The Press for Change Debate (Foreword)

Edited by Christine Burns


Foreword

The plight of transsexuals in Britain is something of a state secret, to judge by the lack of knowledge displayed by normally well-informed people.  When the press deals with the topic at all, then it is usually in a simple and voyeuristic fashion, ignoring the real legal issues that face people who’ve made such an important choice about themselves.

It isn’t just that transsexuals can’t get married, although this is important … nor is the refusal of the authorities to annotate their birth certificates as trivial an issue as it may at first sound.

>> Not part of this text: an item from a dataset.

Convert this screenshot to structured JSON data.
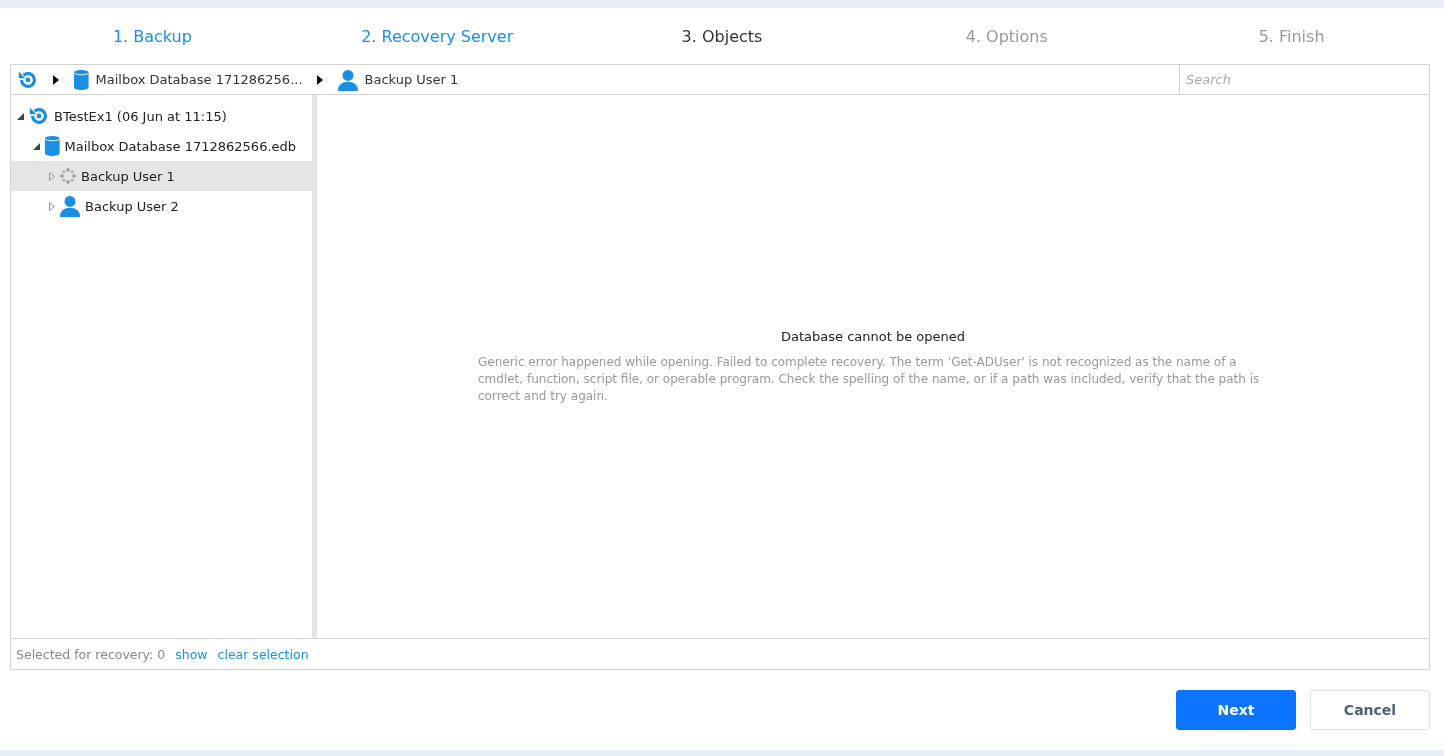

Transsexuals are only offered treatment by respectable medical professionals because the distress they are suffering is recognised worldwide as a rare but statistically constant syndrome in all societies.  The cause is suspected to be genetic, and there is strong circumstantial evidence to this effect, but if there is any uncertainty as to the cause then the effect is very well-documented and understood.  When untreated, studies have shown that as many as 30% of subjects commit or attempt suicide; the extent of their distress is that great.  Yet when treated in the only way that has been found to work (by so-called surgical re-assignment) other studies show the success rate to be up to 95%.  Informed medical opinion worldwide is therefore now totally united when it comes to diagnosing and treating such people.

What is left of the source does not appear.